Financial priorities keep changing
February 6, 2014
Today’s column is about you, how you contend with the challenges of financial success that are inherent in who you are, and what affects your changing values over time.
One part of financial success as with other kinds of success relates to the programming of our brain with respect to how our priorities evolve over time.
A favourite expression of mine is “if you are not a socialist at age 20 you are a fool”. If you still are one at 40 you are a greater fool. This likely change in values over twenty years is a reflection of your changing priorities. Life as a 20 year old is significantly different compared to life two decades later.
As another saying I have is “a capitalist is a socialist with two children”. Suddenly life’s financial responsibilities refocus your thoughts and beliefs on capitalism and your need to provide your family with the necessities of life.
That in no way diminishes your earlier belief system, but it does reflect upon how your life has evolved over time. That is natural and should be expected.
Life costs money so being able to generate enough cash flow to afford your lifestyle is a natural progression. You are aware that life is an evolution. Something that did not seem important at one stage suddenly becomes most important now.
Understanding the natural evolution of priorities is a good starting point for planning your financial future. It is critical to plan ahead. Of course, it is normal to get caught up in life’s immediate daily priorities, but life tends to move quickly. Before you know it you will be at a different stage with different priorities.
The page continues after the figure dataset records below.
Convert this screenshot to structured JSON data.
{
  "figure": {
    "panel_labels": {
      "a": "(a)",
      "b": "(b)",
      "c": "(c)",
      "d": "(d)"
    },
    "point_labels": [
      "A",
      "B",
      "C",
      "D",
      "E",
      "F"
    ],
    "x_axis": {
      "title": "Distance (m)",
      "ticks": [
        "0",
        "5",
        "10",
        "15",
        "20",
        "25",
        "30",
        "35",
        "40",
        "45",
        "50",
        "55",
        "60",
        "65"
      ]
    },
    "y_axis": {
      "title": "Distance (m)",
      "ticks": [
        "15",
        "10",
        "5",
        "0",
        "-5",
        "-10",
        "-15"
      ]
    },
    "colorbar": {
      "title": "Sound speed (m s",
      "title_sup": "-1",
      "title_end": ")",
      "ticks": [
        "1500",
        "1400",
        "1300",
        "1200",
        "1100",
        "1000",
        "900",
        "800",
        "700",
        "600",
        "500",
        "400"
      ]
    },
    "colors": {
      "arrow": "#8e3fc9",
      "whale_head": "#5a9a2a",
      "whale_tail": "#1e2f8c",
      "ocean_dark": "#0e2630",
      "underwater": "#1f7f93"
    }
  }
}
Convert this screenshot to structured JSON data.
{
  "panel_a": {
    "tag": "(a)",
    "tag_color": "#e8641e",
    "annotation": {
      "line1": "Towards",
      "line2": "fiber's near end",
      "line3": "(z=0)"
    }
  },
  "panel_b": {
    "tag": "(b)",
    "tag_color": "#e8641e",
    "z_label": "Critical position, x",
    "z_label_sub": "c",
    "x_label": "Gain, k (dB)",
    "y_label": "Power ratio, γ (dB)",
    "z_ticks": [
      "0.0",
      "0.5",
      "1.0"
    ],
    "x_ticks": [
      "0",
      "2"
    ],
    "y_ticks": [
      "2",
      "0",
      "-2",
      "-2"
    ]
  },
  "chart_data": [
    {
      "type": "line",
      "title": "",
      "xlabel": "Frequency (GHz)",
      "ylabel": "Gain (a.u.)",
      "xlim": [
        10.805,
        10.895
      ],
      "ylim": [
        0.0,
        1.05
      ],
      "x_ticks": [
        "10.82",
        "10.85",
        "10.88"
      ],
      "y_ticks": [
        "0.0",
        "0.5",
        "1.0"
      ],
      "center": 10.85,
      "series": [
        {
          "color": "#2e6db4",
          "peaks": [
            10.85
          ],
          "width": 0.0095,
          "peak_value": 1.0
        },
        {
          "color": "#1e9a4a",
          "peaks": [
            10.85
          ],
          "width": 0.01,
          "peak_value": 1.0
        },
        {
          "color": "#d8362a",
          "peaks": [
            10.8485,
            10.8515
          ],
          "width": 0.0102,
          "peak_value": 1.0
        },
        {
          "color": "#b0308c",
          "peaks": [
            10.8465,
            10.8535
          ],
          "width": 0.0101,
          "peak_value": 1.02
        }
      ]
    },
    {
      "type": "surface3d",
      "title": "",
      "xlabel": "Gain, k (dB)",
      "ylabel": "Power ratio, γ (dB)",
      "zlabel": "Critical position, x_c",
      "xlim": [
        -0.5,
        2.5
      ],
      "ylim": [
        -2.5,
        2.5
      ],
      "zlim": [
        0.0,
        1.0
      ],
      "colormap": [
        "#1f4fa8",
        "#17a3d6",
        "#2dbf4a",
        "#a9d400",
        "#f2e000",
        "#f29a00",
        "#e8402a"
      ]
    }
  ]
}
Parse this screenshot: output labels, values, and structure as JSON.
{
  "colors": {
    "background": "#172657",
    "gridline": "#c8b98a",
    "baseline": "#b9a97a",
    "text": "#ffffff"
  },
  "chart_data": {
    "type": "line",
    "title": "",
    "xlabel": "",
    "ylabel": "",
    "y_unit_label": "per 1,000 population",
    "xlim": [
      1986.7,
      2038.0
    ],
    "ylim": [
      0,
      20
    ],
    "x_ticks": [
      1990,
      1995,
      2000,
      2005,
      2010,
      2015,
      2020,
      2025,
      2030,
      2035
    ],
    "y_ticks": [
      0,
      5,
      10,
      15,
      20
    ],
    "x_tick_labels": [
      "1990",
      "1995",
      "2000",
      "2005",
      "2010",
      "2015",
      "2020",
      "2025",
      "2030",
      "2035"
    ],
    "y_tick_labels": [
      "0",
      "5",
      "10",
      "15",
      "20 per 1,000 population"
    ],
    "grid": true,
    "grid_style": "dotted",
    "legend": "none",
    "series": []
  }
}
Your children will be ready to pursue a post-secondary education. You will retire and then suddenly worry about whether or not your cash flow will be sufficient. More important, where will that cash flow come from?
As the expression goes “the best time to plant a tree is 20 years ago. The second best time is today “. Accept that your life will evolve and your financial needs will evolve as well. Try not to be stuck in just today and anticipate tomorrow.
Planning for your future life events takes time. If you don’t you plan you will most likely not be successful. In a perfect world, you would have already planned. Congratulations if that is the case. If not, start today.
Approach your own personal planning with the proper perspective. It’s not about the money. It is about life’s priorities. What you do now to plan for the future is to enable you to achieve what is most important.
It is always difficult to see how your life might evolve. Consider how teenagers transition during those most critical years from childhood into adulthood and learn from that natural evolution of change.
We all change so our recommendation is to anticipate your life in the decades ahead and plan accordingly. Don’t worry about the future but give a little thought about what is needed to be done now in order to have success later.
Then return to the current stage of life and enjoy every day with the comfort and security knowing that that the future stages of life will be as rewarding.